Sixteen. That’s how many albums J.J. Cale has released in 38 years, counting one live collection and his Grammy-winning collaboration with Eric Clapton, The Road To Escondido. Not exactly a fast clip, but, like his guitar playing, Cale is nothing if not laid-back, never in a hurry. He doesn’t play a lot of notes just for the sake of it, and apparently doesn’t record unless he’s got something to say.
Which is ironic, because he’s made a fortune as a songwriter – equally ironic in itself, because he’s such a fine, distinctive guitar stylist.

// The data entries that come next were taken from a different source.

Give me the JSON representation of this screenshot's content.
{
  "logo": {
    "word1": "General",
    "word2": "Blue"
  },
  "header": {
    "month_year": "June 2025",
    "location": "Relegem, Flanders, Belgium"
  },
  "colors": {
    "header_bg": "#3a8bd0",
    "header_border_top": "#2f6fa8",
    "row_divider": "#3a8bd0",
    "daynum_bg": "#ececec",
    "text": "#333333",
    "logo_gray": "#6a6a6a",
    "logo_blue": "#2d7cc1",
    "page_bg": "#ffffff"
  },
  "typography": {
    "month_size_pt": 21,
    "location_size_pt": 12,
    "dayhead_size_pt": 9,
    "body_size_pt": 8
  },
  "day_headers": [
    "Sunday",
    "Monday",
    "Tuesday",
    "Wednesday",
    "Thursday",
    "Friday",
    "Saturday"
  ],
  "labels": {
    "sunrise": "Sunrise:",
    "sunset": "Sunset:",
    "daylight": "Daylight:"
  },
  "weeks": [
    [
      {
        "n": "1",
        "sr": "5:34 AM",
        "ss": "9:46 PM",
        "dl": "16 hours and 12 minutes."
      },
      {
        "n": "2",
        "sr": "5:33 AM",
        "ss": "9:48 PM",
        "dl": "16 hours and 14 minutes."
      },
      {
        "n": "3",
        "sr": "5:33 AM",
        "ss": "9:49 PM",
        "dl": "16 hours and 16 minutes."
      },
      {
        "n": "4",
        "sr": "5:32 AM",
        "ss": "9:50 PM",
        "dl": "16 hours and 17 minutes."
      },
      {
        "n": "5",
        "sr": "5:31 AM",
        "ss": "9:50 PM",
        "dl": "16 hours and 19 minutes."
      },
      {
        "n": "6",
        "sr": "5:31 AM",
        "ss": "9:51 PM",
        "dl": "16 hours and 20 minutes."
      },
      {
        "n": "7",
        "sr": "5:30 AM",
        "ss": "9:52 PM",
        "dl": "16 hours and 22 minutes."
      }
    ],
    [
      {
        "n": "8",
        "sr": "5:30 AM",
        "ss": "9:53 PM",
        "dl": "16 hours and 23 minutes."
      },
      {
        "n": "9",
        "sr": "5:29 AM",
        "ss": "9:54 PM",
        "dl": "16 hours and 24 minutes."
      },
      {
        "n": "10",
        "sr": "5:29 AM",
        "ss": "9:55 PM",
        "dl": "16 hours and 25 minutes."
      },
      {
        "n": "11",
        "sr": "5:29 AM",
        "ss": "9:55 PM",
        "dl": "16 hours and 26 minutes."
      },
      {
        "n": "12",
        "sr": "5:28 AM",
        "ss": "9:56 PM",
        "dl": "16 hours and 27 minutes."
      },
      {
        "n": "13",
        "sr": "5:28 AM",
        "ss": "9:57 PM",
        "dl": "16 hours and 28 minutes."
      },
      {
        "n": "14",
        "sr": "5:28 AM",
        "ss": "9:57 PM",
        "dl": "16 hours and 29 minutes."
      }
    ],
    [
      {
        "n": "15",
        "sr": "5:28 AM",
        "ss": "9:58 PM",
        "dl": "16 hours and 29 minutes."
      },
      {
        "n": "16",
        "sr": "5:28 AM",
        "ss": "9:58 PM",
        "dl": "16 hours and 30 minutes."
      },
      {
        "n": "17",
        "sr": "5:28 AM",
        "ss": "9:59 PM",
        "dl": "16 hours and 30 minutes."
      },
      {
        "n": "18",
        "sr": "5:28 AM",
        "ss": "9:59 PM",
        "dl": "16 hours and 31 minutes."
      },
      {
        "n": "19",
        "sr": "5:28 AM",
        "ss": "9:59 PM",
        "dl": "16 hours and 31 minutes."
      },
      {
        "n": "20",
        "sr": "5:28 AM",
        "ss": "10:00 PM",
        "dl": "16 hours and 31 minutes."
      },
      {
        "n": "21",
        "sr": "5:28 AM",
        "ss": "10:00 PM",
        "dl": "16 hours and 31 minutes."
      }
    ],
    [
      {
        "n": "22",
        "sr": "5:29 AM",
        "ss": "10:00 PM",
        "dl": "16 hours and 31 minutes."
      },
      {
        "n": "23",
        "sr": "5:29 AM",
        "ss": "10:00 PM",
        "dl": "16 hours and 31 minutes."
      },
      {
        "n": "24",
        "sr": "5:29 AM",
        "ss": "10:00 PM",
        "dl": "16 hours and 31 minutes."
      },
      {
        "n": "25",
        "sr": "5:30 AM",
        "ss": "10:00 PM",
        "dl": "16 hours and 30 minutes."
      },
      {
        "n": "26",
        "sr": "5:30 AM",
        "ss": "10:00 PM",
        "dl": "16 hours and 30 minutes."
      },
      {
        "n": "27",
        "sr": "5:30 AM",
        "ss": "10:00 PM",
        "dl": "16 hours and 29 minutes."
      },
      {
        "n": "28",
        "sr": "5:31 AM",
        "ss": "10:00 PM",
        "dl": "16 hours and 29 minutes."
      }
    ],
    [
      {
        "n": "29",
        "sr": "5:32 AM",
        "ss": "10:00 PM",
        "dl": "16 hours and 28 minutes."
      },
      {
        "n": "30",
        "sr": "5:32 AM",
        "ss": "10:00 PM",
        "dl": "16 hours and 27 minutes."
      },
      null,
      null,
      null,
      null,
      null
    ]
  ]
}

Any Cale release is cause for celebration, but with 2004’s To Tulsa And Back, he fleshed out the production more, abandoning his purposelyprimitive “demo” stance. He continues in that vein here, with one-manband studio constructions indistinguishable from full-band sessions with longtime cohorts like bassist Bill Raffensperger, drummer Jim Karstein, rhythm guitarist Christine Lakeland, and keyboardists Walt Richmond and Rocky Frisco. J.J. Cale Roll On Rounder
At 70, Cale hasn’t lost a step – immediately evidenced by the jazzy opener, “Who Knew.” He addresses aging with the oldtimey “Former Me” and “Bring Down The Curtain.” The latter is a perfect example of Cale’s studio mastery – on the surface, a simple ditty falling somewhere between “Lies” and “Sensitive Kind.” But closer examination reveals a lot going on here, from the lonesome acoustic over an insistent kick drum to myriad layers of guitar subtleties to almost subliminal (but just right) synth string and horn arrangements.
In typically sly Cale fashion, the title-track rocker, featuring his biggest fan, Eric Clapton, doesn’t come until 11 songs into the dozen-song program. He sings, “Ain’t nothing to it, just a little bit of rhythm and blues and rock and roll.” But if it were that simple, there wouldn’t be just one J.J. Cale.